Total Time: 55 mins Serves : 4

Ingredients:

FOR THE PANEER TIKKA Marination:


  •  250gms paneer cubed
  •  1 and 1/2 tablespoon  ginger garlic paste
  •  1 teaspoon ground coriander
  •  1 teaspoons garam masala
  •  1 teaspoon ground cumin
  •  3/4 teaspoon kosher salt
  •  3/4 tsp chilli powder
  •  1/8 tsp turmeric(optional)
  •  1 large red bell pepper 
  •  1/2 onion cubed
  •  1/2 cup plain Greek yogurt/ Hung curd

FOR THE MASALA GRAVY:

  •  1 cup onion diced
  •  1 cup tomato puree
  •  14 cashews
  •  1 green cardamom
  •  2 tablespoons oil
  •  1 small bayleaf
  •  1 tablespoon ginger garlic paste
  •  1/2 teaspoon kosher salt
  •  1 1/2 teaspoons  garam masala
  •  1 1/2 teaspoons turmeric
  •  1 tsp red chilli powder
  •  1/4 cup fresh cilantro/coriander leaves — roughly chopped
  •  1/4 tsp kasuri methi
  •  3-4 tbsp cream

Instructions:


1.Prepare the paneer tikka: Place the paneer, bell pepper and cubed onion in bowl, and toss with ginger garlic paste, coriander,garam masala, cumin and salt. Add 1/2 cup of yogurt and stir until paneer pieces are evenly coated. Let marinate at room temperature for 30mins or refrigerate and marinate overnight. 

2. You can make paneer tikka in oven or tawa 

Oven method: pre-heat the oven to 400 'c.  Line a large baking sheet with aluminium foil and place an oven-safe baking rack on top.Coat the rack with nonstick spray, then arrange the paneer cubes on top in an even layer, Bake for 12 to 15 minutes, until the paneer is lightly golden at the edges. Remove from the oven and set aside.

On Tawa: Heat the tbsp oil in a wide pan , place the paneer on tawa and toss them on high flame until marinade dries up and turns golden. Over frying can make it harder and rubbery

3. Step to make puree: Add cubed onion to 2 cups boiling water.
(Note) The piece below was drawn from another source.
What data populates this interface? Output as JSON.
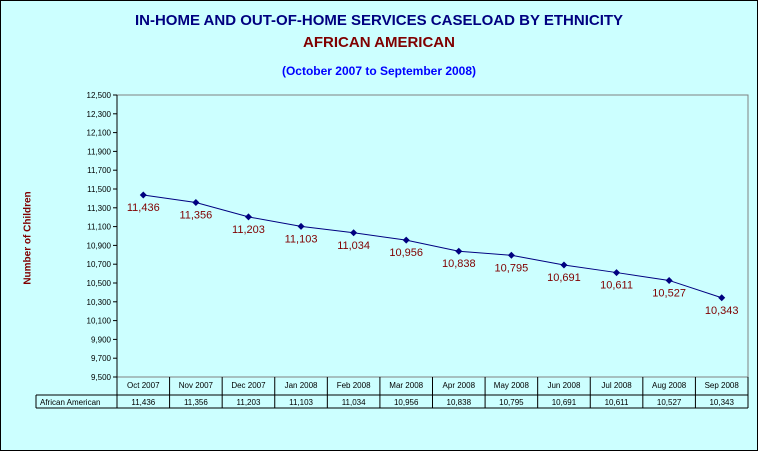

Boil them 2-3 mins until transparent . Drain them and cool.  Next add them to the blender jar along with tomato puree, cashews and cardamoms. Make a smooth puree.

4. Steps to prepare the masala (sauce): Heat the  oil over medium low in a large, sturdy skillet. Once hot, add the bay leaf and ginger garlic paste. Fry ginger garlic paste until the raw smell goes off

5. Add the onion tomato puree  and cook until mixture begin to leave the sides

6. Add red chilli powder, turmeric powder, garam masala and salt.

7. Pour 1 cup water and cook on a medium flame till the gravy thickens. Add more water if needed

8. when the gravy is thick and you  see the traces of oil on top , gravy is done.

9. crush the kasuri methi in hands and sprinkle over it.

10.Transfer the grilled paneer tikka and gently mix

11. Pour the cream and  add coriander leaves. Gently mix and off the stove.

Serve warm with naan bread , roti or  rice.